Charte des franchises (Aoste)
La Charte des franchises d'Aoste est un acte juridique remontant à la Diète de 1191 entre Thomas Ier de Savoie[1] et la ville d'Aoste, octroyant l'autonomie politique et administrative au chef-lieu régional, ensuite élargie à la région tout entière.
Histoire
Vers 1024, les Humbertiens avaient déjà octroyé des franchises par le fondateur de la Maison de Savoie, le comte Humbert, dit aux Blanches Mains. Dans une charte de 1032, aujourd'hui conservée aux archives de la collégiale de Saint-Ours, le comte Humbert est désigné sous le titre de comte d'Aoste.

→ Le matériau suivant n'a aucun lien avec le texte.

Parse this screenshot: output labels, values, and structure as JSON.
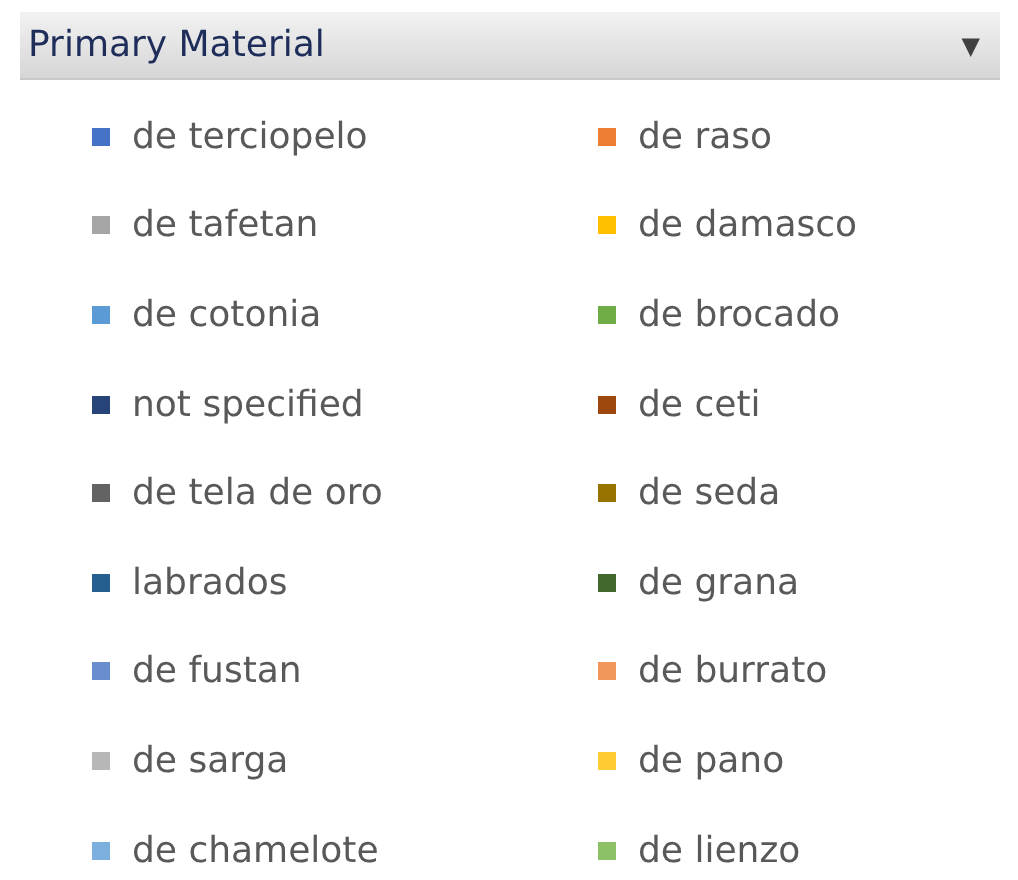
{
  "header": {
    "title": "Primary Material",
    "dropdown_icon": "▼"
  },
  "legend": [
    {
      "label": "de terciopelo",
      "color": "#4472c4"
    },
    {
      "label": "de raso",
      "color": "#ed7d31"
    },
    {
      "label": "de tafetan",
      "color": "#a5a5a5"
    },
    {
      "label": "de damasco",
      "color": "#ffc000"
    },
    {
      "label": "de cotonia",
      "color": "#5b9bd5"
    },
    {
      "label": "de brocado",
      "color": "#70ad47"
    },
    {
      "label": "not specified",
      "color": "#264478"
    },
    {
      "label": "de ceti",
      "color": "#9e480e"
    },
    {
      "label": "de tela de oro",
      "color": "#636363"
    },
    {
      "label": "de seda",
      "color": "#997300"
    },
    {
      "label": "labrados",
      "color": "#255e91"
    },
    {
      "label": "de grana",
      "color": "#43682b"
    },
    {
      "label": "de fustan",
      "color": "#698ed0"
    },
    {
      "label": "de burrato",
      "color": "#f1975a"
    },
    {
      "label": "de sarga",
      "color": "#b7b7b7"
    },
    {
      "label": "de pano",
      "color": "#ffcd33"
    },
    {
      "label": "de chamelote",
      "color": "#7cafdd"
    },
    {
      "label": "de lienzo",
      "color": "#8cc168"
    }
  ]
}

Les historiens datent de cette année-là (1032) la souveraineté des Humbertiens, puis de la maison de Savoie, sur la Vallée d'Aoste[2].
En 1191, à la demande conjointe de Valbert d'Aoste, évêque d'Aoste et des barons locaux, le comte Thomas Ier de Savoie, qui a atteint sa majorité en août, octroie à la cité d'Aoste la charte des franchises qui met fin à une période de troubles, et apporte une autonomie politique et administrative qui constitue le fondement de l'autonomisme valdôtain[3] - [4]. L'évêque d'Aoste profite des tensions entre le comté de Savoie et l'Empereur pour obtenir ainsi une plus grande puissance temporelle et notamment « le tiers de toutes les recettes publiques »[5]. Cette charte contient une série de statuts octroyés par le comte de Savoie aux citadins afin de limiter les différends entre les feudataires locaux et ses fonctionnaires[4]. L'une des mesures prévoyait l'approbation de la population concernant les impôts à appliquer. En échange, les comtes de Savoie obtinrent le contrôle direct des terres, en bouleversant le système de pouvoir au niveau local.
Extrait de la charte des franchises de 1191 accordées aux citoyens d'Aoste et aux habitants du Bourg Saint-Ours :
« Moi Thomas, Comte de Maurienne et Marquis d'Ivrée, je laisse libre la Cité d'Aoste et ses faubourgs. J'agis ainsi par le conseil de l'évêque Valbert et de mes barons,de sorte que dorénavant, ni moi ni mes successeurs, nous n'exigions,ni par nous-mêmes ni par nos officiers, les tailles ou les contributions qui ne seraient pas consenties... En retour de cette charte de liberté, les habitants de la Cité, présents et à venir, promettent de garder et d'observer la fidélité due au Comte... Moi Thomas, Comte, je prends sous ma protection la personne des clercs, des citoyens, des bourgeois, leurs vignes et tout ce qu'ils possèdent en biens meubles et immeubles »
— Extrait tiré de Joseph-Marie Henry, Histoire de la Vallée d'Aoste[6].
En 1251, Thomas II de Savoie ratifie la charte de son père Thomas Ier. Et en 1253, il confirme à nouveau cette charte des franchises aux citoyens d'Aoste , en lui intégrant une nouvelle organisation de la justice. Thomas II, mort le , portait le titre de duc d'Aoste. Il est inhumé en la cathédrale d'Aoste, dans un tombeau monolithique. Un gisant représentant le prince est conservé dans le chœur de la cathédrale[7].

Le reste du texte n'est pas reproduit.